突然,“籲”的一聲,牛車猛地停下,眾人被慣性帶的一倒。
“怎麼回事兒啊,老王?咋停啦?”菊花一手扶著護住肚子的溫婉,一手扶著車板子皺著眉不滿地詢問前頭駕車的老王。
“前,前面有,有死人!”老王抖著腔白著臉答,花白的鬍子一顫一顫。出門沒看黃曆這是。
眾人探頭往車前看,果然有個穿著怪異的年輕男子滿身是血的橫在土路中央,攔住了他們的去路。有膽大的就下了車走過去伸手探他的鼻息。
“哎,都搭把手,還有氣兒!”那膽大的婦人驚喜地回頭喊,不停地朝車上眾人招手,引得車前的幾位老大娘忍不住也下車去看。
那人身量瘦弱,面板黝黑,要死不活的閉著眼躺在路邊,旁邊還有把大刀,身下殷紅的血液淌了一地。
“不能救!”溫婉緊緊拽著菊花的衣袖,她模模糊糊看到那人的衣服,她認識,是胡服。
“婉娘,你說啥嘞?”菊花大著嗓門問她。
“我說不能救!”溫婉白著臉重複。
七嘴八舌的聲音瞬間停了下來,大家都愣愣的看著她。這些淳樸的村民用無聲的目光不解的詢問她,等著她掰扯出個一二三來。
老一輩傳下來的規矩:見死不救是要遭報應的!何況這人還是個年輕後生?
“他,他身上的衣服式樣,不是我們大明的。而且,你們看他刀尖上都是血。”她艱澀的解釋。
眾人聽她這麼說才注意到這人的不妥,可也有可能他是個外地人,竄出的野獸弄傷了他,一時之間眾人有些拿不定主意。
“這人不能救!想想咱們的男人!咱們的孩子!這個來歷不明的人比他們重要嗎?要是他是歹人,咱們豈不是送羊入虎口?”溫婉斬釘截鐵的打斷她們救人的念頭。她摸著自己的肚子,她賭不起。
部分年輕的婦人已經咬著牙後退,準備上車,有些心好的還站在原地不動。
溫婉再下一劑猛藥“如果咱們救的是倭寇蠻夷,他們可是殺人不眨眼,生吞人肉的。再說他的胸口微微起伏還有氣顯然,說明一時半會兒他還死不了。”

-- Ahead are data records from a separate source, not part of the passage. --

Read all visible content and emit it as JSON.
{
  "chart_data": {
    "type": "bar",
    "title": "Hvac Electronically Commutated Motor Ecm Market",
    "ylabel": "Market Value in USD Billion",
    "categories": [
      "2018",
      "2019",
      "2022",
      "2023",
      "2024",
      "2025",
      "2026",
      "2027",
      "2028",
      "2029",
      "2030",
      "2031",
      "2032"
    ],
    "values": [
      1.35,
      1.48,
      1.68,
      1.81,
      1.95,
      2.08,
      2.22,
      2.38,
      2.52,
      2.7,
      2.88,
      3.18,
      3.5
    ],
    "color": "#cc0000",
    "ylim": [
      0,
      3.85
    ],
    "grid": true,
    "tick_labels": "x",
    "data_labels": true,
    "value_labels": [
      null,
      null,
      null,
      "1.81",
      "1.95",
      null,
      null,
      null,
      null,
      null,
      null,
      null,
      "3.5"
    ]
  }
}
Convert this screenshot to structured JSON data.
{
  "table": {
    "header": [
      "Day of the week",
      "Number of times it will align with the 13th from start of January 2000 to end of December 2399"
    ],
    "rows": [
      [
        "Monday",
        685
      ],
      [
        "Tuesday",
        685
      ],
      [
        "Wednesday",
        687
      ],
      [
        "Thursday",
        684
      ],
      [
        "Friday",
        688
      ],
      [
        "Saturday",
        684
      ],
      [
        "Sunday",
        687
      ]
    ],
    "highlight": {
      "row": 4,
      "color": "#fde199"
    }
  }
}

老王家裡還有幾個小孫子嗷嗷待哺,不然也不會想方設法地出來掙錢。他急急扯著拉牛的繩,招呼眾人趕緊上車,想著多一事不如少一事。
“走走走,快家去,都家去,家裡有崽哪還顧得上旁人死活?”他像趕雞子兒似的伸手將所有人往車上趕。
那幾個原地不動的漢子被他一催也猶猶豫豫上了車,看像溫婉的眼神多了幾分埋怨。一路無話,牛車一進村眾人就各自回了屋。
溫婉反倒鬆了口氣,還好,還好他們沒有亂髮善心救人,省去了不必要的麻煩。然而,就在第二天,菊花就顛顛地跑來告訴溫婉,昨天那個人剛被抬回了村裡。
今早鎮上做工的趙石回村,見那人依舊渾身是血躺在路邊,便一路將人氣喘吁吁揹回了村。
聽了這話的溫婉,手中舀水的瓢“咚咚”兩聲砸在地上。從見那人起,不安的情緒就像團灰霧層層罩住她的心,使得她呼吸不暢。